Add the rest of the ingredients and bring to a boil.  Then reduce heat and let simmer for a minimum of 20 minutes.  (You can let it cook for up to an hour, stirring occasionally.  The longer it cooks the better the flavor will be.  Best if you can let it sit in the refrigerator overnight before serving).

You can add more salt, pepper, or olive oil according to your taste. 

Makes approximately 4 to 5 bowls of soup.

Enjoy!


GTBB,
Bad Joan

Friday, August 26, 2011

recipe: MANGO SALSA AND MANGO SALAD

Depending on what you're in the mood for you can make a mango salsa or mango salad out of the same fresh and delicious ingredients.  Both are great for a healthy snack or serving at an end of summer BBQ!






SALSA

INGREDIENTS:
  • 1 ripe mango
  • 1 container of grape tomatoes
  • 2 Persian cucumbers (aka mini seedless cucumbers)
  • 2 - 3 stalks of fresh cilantro finely chopped (approximately 2 tablespoons)
  • 1/4 cup of finely chopped red onion (can be a little more or less depending on your taste)
  • splash of extra virgin olive oil
  • splash of rice vinegar
  • salt and pepper to taste

INSTRUCTIONS:

Peel mango and chop into small pieces.  Place in a large mixing bowl.

Finely chop cucumbers. Keep the skin on. Persian cucumbers have a thin skin that is crisp, delicious and nutritious. I usually cut the cucumbers into 1/8ths lengthwise creating long strips and then chop. Chop tomatoes.  I usually chop the tomatoes into 1/4s.  Add everything to the mixing bowl.

Very finely chop the onion and cilantro. Add both to the mixing bowl.

Drizzle in a small amount of olive oil and rice vinegar, about 1 teaspoon each (you can always add more later if you want and you will find that the mango and tomatoes have their own natural juices so you don't want to over saturate the mix).

Sprinkle in some salt and pepper and mix.

Set it out for your guests with chips (tastes great with Bad Joan's Ezekiel Chips).  Or store it in a plastic container in the refrigerator and snack on it over a couple of days. 

I don't know about you but I love to snack all day, so having some of this mango salsa in the fridge helps me make a much healthier but still satisfying snack choice!


SALAD

This is the same exact recipe except for 2 things:
  1. Chop everything into larger pieces so that you can grab them with a fork.  In other words, I half the tomatoes and cucumbers and make larger chunks of mango.
  2. Crumble some fresh feta cheese on top for an added savory taste!

Enjoy!

GTBB,
Bad Joan

Friday, August 12, 2011

recipe: APPLE AND CUCUMBER GUACAMOLE

Avocados have a bad reputation for being fattening.
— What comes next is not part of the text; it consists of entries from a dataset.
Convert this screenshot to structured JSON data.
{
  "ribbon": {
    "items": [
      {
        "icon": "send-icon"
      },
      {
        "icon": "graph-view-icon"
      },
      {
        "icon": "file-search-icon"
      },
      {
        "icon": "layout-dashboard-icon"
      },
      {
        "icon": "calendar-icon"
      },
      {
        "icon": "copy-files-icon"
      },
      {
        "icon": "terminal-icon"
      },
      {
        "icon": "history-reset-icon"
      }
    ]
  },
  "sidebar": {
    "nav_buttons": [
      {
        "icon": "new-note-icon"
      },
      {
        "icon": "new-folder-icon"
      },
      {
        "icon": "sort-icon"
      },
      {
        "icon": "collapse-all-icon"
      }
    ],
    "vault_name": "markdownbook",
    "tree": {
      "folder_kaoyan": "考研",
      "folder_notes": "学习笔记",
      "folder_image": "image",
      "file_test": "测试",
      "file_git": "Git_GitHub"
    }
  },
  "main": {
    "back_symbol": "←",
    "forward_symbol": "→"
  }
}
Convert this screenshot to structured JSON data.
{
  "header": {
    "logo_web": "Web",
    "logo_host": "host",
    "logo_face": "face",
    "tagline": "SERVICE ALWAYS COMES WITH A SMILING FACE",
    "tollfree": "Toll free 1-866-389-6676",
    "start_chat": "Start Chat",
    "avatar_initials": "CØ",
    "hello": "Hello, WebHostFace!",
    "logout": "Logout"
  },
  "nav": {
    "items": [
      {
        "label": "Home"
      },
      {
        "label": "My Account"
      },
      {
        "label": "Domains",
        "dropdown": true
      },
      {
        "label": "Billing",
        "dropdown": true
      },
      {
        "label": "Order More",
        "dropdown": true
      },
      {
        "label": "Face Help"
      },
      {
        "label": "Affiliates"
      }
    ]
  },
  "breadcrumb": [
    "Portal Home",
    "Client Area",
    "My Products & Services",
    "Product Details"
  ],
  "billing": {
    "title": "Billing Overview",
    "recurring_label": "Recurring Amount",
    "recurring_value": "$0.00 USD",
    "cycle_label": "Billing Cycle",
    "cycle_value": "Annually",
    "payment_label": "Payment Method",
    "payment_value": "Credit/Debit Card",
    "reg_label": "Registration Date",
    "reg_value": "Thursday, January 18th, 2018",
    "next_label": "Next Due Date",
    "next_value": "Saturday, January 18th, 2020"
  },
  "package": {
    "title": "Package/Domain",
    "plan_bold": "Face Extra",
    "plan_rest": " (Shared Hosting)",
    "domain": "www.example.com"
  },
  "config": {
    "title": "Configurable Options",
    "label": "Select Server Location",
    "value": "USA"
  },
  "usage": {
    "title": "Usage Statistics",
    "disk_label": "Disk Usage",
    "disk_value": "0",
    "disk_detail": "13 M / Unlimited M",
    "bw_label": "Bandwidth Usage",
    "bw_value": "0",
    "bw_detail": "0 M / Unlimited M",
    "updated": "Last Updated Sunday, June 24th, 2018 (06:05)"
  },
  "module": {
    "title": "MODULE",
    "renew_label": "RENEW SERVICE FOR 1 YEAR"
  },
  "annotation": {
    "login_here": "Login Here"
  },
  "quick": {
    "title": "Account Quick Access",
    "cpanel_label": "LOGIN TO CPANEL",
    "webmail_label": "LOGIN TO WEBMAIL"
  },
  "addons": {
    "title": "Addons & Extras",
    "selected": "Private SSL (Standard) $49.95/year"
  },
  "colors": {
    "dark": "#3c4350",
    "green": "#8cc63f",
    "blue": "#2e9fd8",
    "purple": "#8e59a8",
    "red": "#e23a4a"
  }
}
While it is true that avocados do contain some fat it is the good kind of fat full of things that your body can use like Potassium, Vitamin E and Vitamin C among other things. So enjoy them!  But just in case you are still paranoid here is a guacamole recipe that uses less avocado than a traditional recipe without skimping on flavor...




INGREDIENTS:
  • 3 ripe avocados
  • 2 Persian cucumbers (aka mini seedless cucumbers)
  • 1 yellow or orange pepper
  • 1/2 fuji or gala apple
  • 2 - 3 stalks of fresh cilantro finely chopped (approximately 2 tablespoons)
  • 1/4 cup of finely chopped red onion (can be a little more or less depending on your taste)
  • 1/4 lemon (1 wedge)
  • extra virgin olive oil
  • salt and pepper to taste

INSTRUCTIONS:

Skin and chop avocados and place in a large mixing bowl.
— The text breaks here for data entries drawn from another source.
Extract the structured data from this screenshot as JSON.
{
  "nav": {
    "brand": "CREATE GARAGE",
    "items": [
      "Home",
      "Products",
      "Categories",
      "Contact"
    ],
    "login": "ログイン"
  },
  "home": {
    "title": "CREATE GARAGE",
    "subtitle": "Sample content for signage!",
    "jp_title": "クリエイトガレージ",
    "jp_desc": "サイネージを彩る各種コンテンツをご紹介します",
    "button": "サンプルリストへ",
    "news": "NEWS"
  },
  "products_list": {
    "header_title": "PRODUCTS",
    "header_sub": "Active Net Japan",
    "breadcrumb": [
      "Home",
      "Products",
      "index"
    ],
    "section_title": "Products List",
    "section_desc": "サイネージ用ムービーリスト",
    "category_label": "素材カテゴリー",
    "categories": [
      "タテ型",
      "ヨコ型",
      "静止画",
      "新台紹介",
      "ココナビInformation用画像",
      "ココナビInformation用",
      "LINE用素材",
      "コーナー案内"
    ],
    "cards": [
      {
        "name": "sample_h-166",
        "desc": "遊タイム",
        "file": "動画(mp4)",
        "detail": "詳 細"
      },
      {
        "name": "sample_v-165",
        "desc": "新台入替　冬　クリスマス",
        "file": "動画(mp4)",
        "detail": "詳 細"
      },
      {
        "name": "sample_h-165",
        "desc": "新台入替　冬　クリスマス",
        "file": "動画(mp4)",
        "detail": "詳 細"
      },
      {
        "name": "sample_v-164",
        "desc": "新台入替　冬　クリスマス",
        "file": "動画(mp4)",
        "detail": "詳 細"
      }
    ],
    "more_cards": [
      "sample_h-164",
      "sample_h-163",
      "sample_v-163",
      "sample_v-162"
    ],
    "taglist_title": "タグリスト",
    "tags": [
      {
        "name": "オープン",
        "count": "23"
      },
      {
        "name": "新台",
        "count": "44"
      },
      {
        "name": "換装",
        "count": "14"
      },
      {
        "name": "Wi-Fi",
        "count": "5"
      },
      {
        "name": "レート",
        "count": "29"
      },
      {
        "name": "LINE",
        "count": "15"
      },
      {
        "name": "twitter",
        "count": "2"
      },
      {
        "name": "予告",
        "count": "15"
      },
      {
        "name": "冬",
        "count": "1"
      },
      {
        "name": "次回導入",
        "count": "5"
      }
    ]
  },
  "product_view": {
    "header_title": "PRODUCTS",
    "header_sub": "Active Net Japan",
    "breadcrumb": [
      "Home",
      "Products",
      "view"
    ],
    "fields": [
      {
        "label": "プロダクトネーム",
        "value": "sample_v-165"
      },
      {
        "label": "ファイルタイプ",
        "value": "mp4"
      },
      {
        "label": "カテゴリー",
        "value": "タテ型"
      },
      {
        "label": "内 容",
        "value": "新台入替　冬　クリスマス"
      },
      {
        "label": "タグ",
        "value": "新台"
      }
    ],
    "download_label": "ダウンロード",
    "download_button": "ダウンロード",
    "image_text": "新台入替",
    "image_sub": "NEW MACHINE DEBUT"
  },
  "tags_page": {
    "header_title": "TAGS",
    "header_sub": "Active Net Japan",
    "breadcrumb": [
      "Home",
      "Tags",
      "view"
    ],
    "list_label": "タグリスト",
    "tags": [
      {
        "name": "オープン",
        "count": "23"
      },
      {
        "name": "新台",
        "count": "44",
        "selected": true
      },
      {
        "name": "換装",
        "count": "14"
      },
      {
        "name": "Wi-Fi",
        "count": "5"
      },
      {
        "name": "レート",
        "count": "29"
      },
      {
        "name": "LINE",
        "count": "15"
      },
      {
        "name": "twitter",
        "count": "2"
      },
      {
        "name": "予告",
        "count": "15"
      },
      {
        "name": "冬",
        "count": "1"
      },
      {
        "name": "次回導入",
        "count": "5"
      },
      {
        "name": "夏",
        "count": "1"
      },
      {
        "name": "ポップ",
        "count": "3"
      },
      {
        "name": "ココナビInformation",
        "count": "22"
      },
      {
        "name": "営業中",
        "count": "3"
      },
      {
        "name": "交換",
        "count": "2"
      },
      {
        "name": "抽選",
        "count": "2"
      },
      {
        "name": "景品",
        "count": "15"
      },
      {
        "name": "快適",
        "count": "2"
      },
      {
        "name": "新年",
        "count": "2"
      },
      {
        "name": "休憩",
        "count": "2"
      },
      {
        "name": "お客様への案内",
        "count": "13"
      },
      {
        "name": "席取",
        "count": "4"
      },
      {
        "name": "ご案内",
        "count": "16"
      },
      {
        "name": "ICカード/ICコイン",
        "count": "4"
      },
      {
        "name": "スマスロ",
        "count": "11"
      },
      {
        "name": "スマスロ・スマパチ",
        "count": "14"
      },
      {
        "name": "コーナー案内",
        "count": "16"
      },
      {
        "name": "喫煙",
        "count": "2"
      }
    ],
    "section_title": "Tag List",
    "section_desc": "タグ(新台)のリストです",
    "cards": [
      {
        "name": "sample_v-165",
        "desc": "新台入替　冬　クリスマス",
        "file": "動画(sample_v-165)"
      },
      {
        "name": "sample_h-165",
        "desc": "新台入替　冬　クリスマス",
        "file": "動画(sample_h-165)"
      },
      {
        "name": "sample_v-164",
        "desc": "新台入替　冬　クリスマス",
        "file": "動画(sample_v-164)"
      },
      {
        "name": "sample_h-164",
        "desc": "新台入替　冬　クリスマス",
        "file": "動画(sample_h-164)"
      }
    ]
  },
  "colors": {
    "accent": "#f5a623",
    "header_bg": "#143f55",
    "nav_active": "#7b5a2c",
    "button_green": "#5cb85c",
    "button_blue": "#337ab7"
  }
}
Finely chop cucumbers.  Keep the skin on.  Persian cucumbers have a thin skin that is crisp, delicious and nutritious.  I usually cut the cucumbers into 1/8ths lengthwise creating long strips and then chop.  Cut peppers and apples to be about the same size as the cucumber pieces.  Remember you are only using half the apple.  Add everything to the mixing bowl.

Very finely chop the onion and cilantro.  Add both to the mixing bowl. 
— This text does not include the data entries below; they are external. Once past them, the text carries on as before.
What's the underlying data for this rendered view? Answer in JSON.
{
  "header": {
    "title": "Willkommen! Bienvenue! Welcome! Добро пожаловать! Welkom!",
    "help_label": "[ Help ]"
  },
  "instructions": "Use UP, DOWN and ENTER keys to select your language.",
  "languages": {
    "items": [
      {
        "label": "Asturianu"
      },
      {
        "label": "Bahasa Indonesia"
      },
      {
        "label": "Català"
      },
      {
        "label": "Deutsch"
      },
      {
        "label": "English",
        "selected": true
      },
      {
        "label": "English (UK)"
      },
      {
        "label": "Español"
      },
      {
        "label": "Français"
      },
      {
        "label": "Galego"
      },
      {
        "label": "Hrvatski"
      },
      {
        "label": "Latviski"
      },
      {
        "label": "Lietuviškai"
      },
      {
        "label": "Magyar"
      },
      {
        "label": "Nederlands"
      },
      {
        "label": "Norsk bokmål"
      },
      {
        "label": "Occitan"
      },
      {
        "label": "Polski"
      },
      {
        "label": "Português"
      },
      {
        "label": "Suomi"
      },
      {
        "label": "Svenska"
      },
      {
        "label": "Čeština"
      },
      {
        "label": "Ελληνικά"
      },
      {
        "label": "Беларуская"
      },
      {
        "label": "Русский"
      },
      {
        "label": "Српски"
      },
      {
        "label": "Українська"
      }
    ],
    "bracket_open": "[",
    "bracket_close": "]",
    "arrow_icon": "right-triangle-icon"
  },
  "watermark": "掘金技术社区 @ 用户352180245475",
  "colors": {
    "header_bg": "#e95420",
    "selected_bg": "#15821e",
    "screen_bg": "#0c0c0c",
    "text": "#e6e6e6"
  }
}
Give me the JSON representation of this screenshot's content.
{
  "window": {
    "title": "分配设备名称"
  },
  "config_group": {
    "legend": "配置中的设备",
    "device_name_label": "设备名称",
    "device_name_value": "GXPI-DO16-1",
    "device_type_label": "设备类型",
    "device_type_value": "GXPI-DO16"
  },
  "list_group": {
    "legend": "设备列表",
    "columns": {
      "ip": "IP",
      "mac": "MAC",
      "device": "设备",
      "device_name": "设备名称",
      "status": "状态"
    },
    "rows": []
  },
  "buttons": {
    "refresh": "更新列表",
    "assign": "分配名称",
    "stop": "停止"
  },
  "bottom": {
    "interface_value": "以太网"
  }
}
Squeeze lemon juice into the bowl and remove any lemon seeds.  Drizzle in a small amount of olive oil, about 1 teaspoon (you can always add more later if you want).  Sprinkle in some salt and pepper and mix until creamy.   

Presto!  Nutritious and delicious guacamole is ready to serve and enjoy!

GTBB,
Bad Joan

PS - Tastes great with Bad Joan's Ezekiel Chips!